Nama di bawah ejaan aslinya Tonkanese dikatakan referensi musikal Pasifik Selatan, yang menampilkan sebuah pulau di mana tidak ada yang didiskriminasikan “setengah-keturunan.” Ada sering kebingungan tentang ejaan, namun, jadi pada tahun 1971 namanya secara resmi berubah ke Tonkinese — setelah Teluk Tonkin yang eksotis di Vietnam — meskipun kucing-kucing itu tidak memiliki hubungan dengan negara itu.

Ukuran

Tonk terasa sangat berat saat diambil dan dapat berat enam hingga 12 pon atau lebih.

Kepribadian

Tonk, begitu dijuluki, ramah, aktif dan penuh cinta. Jika Anda menganggap kucing sebagai jauh dan mandiri, itu hanya karena Anda belum bertemu keluarga Tonkin. Dia menuntut perhatian dan kasih sayang dan tidak akan beristirahat sampai dia mendapatkannya. Ini adalah kucing yang akan mengikutimu, naik ke bahumu dan terlibat dalam semua kegiatan keluarga. Dia suka bertemu orang dan bukan tipe kucing yang akan puas untuk tinggal di rumah sendirian sepanjang waktu. Jika Anda bekerja di siang hari, ada baiknya untuk memastikan ia memiliki teman untuk membuatnya tetap sibuk, entah itu Tonkinese atau kucing lain atau bahkan seekor anjing.

Seperti leluhurnya si Siam, Tonk cerdas dan aktif. Dia suka melompat ke tempat-tempat tinggi, mengambil seolah-olah dia lahir untuk itu, menguasai mainan puzzle langsung dan akan belajar berjalan di tali jika Anda menginginkannya. Ajari dia trik dan berikan dia beragam mainan interaktif untuk menjaga pikiran dan tubuhnya tetap terlatih. Tonkinese bisa keras kepala dalam pencarian mereka untuk mendapatkan jalan mereka sendiri, tetapi perilaku badut mereka begitu menyukakan bahwa itu tidak terlalu penting.

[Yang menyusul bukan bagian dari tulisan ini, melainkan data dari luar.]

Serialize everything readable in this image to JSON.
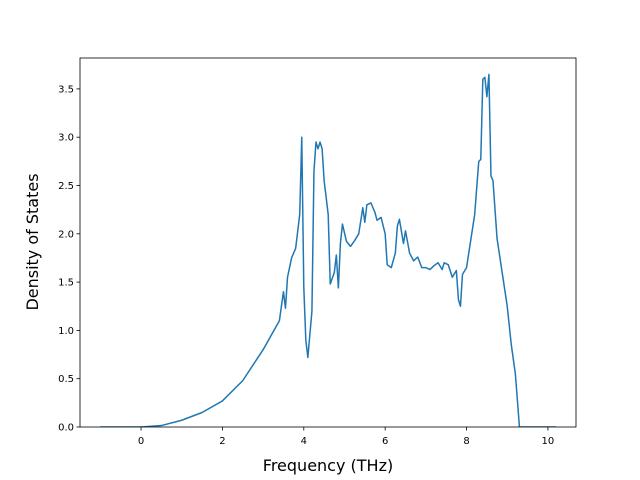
{
  "chart_data": {
    "type": "line",
    "xlabel": "Frequency (THz)",
    "ylabel": "Density of States",
    "x": [
      -1,
      -0.5,
      0,
      0.5,
      1,
      1.5,
      2,
      2.5,
      3,
      3.2,
      3.4,
      3.5,
      3.55,
      3.6,
      3.7,
      3.8,
      3.9,
      3.95,
      4.0,
      4.05,
      4.1,
      4.2,
      4.25,
      4.3,
      4.35,
      4.4,
      4.45,
      4.5,
      4.6,
      4.65,
      4.75,
      4.8,
      4.85,
      4.9,
      4.95,
      5.05,
      5.15,
      5.25,
      5.35,
      5.45,
      5.5,
      5.55,
      5.65,
      5.75,
      5.8,
      5.9,
      6.0,
      6.05,
      6.15,
      6.25,
      6.3,
      6.35,
      6.45,
      6.5,
      6.6,
      6.7,
      6.8,
      6.9,
      7.0,
      7.1,
      7.2,
      7.3,
      7.4,
      7.45,
      7.55,
      7.65,
      7.75,
      7.8,
      7.85,
      7.9,
      8.0,
      8.2,
      8.3,
      8.35,
      8.4,
      8.45,
      8.5,
      8.55,
      8.6,
      8.65,
      8.75,
      9.0,
      9.1,
      9.2,
      9.3,
      10.2
    ],
    "series": [
      {
        "name": "DOS",
        "color": "#1f77b4",
        "values": [
          0,
          0,
          0,
          0.015,
          0.07,
          0.15,
          0.27,
          0.48,
          0.8,
          0.95,
          1.1,
          1.4,
          1.23,
          1.55,
          1.75,
          1.85,
          2.2,
          3.0,
          1.45,
          0.9,
          0.72,
          1.2,
          2.65,
          2.95,
          2.88,
          2.95,
          2.88,
          2.55,
          2.2,
          1.48,
          1.6,
          1.78,
          1.44,
          1.9,
          2.1,
          1.92,
          1.87,
          1.93,
          2.0,
          2.27,
          2.12,
          2.3,
          2.32,
          2.22,
          2.14,
          2.17,
          2.0,
          1.68,
          1.65,
          1.8,
          2.08,
          2.15,
          1.9,
          2.03,
          1.8,
          1.72,
          1.76,
          1.65,
          1.65,
          1.63,
          1.67,
          1.7,
          1.63,
          1.7,
          1.68,
          1.55,
          1.62,
          1.32,
          1.25,
          1.58,
          1.65,
          2.2,
          2.75,
          2.77,
          3.6,
          3.62,
          3.42,
          3.65,
          2.6,
          2.55,
          1.95,
          1.25,
          0.85,
          0.55,
          0,
          0
        ]
      }
    ],
    "xlim": [
      -1.5,
      10.69
    ],
    "ylim": [
      0,
      3.82
    ],
    "xticks": [
      0,
      2,
      4,
      6,
      8,
      10
    ],
    "yticks": [
      {
        "value": 0,
        "label": "0.0"
      },
      0.5,
      {
        "value": 1,
        "label": "1.0"
      },
      1.5,
      {
        "value": 2,
        "label": "2.0"
      },
      2.5,
      {
        "value": 3,
        "label": "3.0"
      },
      3.5
    ]
  }
}
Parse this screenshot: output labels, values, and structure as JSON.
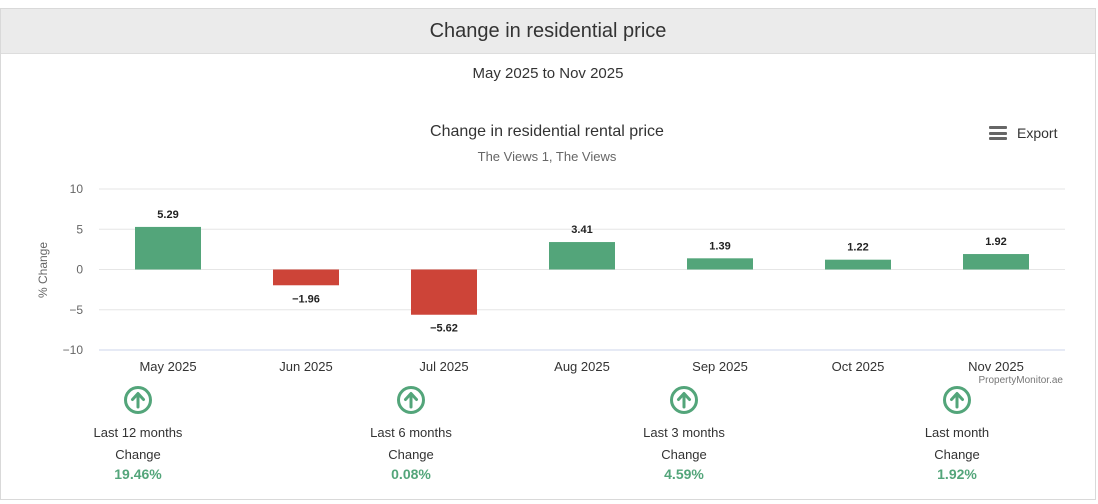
{
  "header": {
    "title": "Change in residential price"
  },
  "date_range": "May 2025 to Nov 2025",
  "export_label": "Export",
  "watermark": "PropertyMonitor.ae",
  "colors": {
    "positive": "#53a57a",
    "negative": "#cd4438",
    "stat_value": "#53a57a",
    "icon": "#53a57a"
  },
  "chart_data": {
    "type": "bar",
    "title": "Change in residential rental price",
    "subtitle": "The Views 1, The Views",
    "xlabel": "",
    "ylabel": "% Change",
    "categories": [
      "May 2025",
      "Jun 2025",
      "Jul 2025",
      "Aug 2025",
      "Sep 2025",
      "Oct 2025",
      "Nov 2025"
    ],
    "values": [
      5.29,
      -1.96,
      -5.62,
      3.41,
      1.39,
      1.22,
      1.92
    ],
    "data_labels": [
      "5.29",
      "−1.96",
      "−5.62",
      "3.41",
      "1.39",
      "1.22",
      "1.92"
    ],
    "ylim": [
      -10,
      10
    ],
    "yticks": [
      10,
      5,
      0,
      -5,
      -10
    ],
    "ytick_labels": [
      "10",
      "5",
      "0",
      "−5",
      "−10"
    ],
    "grid": true,
    "legend": "none"
  },
  "stats": [
    {
      "period": "Last 12 months",
      "label": "Change",
      "value": "19.46%",
      "icon": "arrow-up-circle-icon"
    },
    {
      "period": "Last 6 months",
      "label": "Change",
      "value": "0.08%",
      "icon": "arrow-up-circle-icon"
    },
    {
      "period": "Last 3 months",
      "label": "Change",
      "value": "4.59%",
      "icon": "arrow-up-circle-icon"
    },
    {
      "period": "Last month",
      "label": "Change",
      "value": "1.92%",
      "icon": "arrow-up-circle-icon"
    }
  ]
}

Tonk itu banyak bicara, meskipun suaranya tidak sekeras dan serak seperti orang Siam. Tonk juga memiliki sisi yang lebih lembut. Dia suka duduk di pangkuan dan akan mengklaim milik Anda begitu Anda duduk.

Kesehatan

Baik kucing bersayap maupun kucing jenis campuran memiliki berbagai macam masalah kesehatan yang mungkin bersifat genetik. Tonkinese umumnya sehat, meskipun mereka rentan terhadap gingivitis dan mungkin sensitif terhadap anestesi. Karena mereka turun dari Siam, meskipun relatif jauh di atas pohon keluarga mereka, mereka juga dapat mengembangkan beberapa penyakit yang sama yang mempengaruhi Siam, termasuk yang berikut:

  • Amyloidosis, penyakit yang terjadi ketika sejenis protein yang disebut amyloid disimpan di organ tubuh, terutama hati di anggota keluarga Siam
    Penyakit asma / bronkial
  • Kelainan jantung kongenital seperti stenosis aorta
  • Mata juling
  • Kondisi gastrointestinal seperti megaesophagus
  • Sindrom hyperesthesia, masalah neurologis yang dapat menyebabkan kucing terlalu banyak merawat diri, menyebabkan kerontokan rambut, dan bertindak panik, terutama ketika mereka disentuh atau dielus-elus
  • Limfoma
  • Nystagmus, gangguan neurologis yang menyebabkan gerakan mata cepat tak terkendali
  • Atrofi retina progresif, di mana tes genetik tersedia

Cara merawat

Lapisan Tonkinese yang lembut dan pendek mudah dirawat dengan sikat gigi mingguan untuk menghilangkan rambut mati dan mendistribusikan minyak kulit. Mandi jarang diperlukan.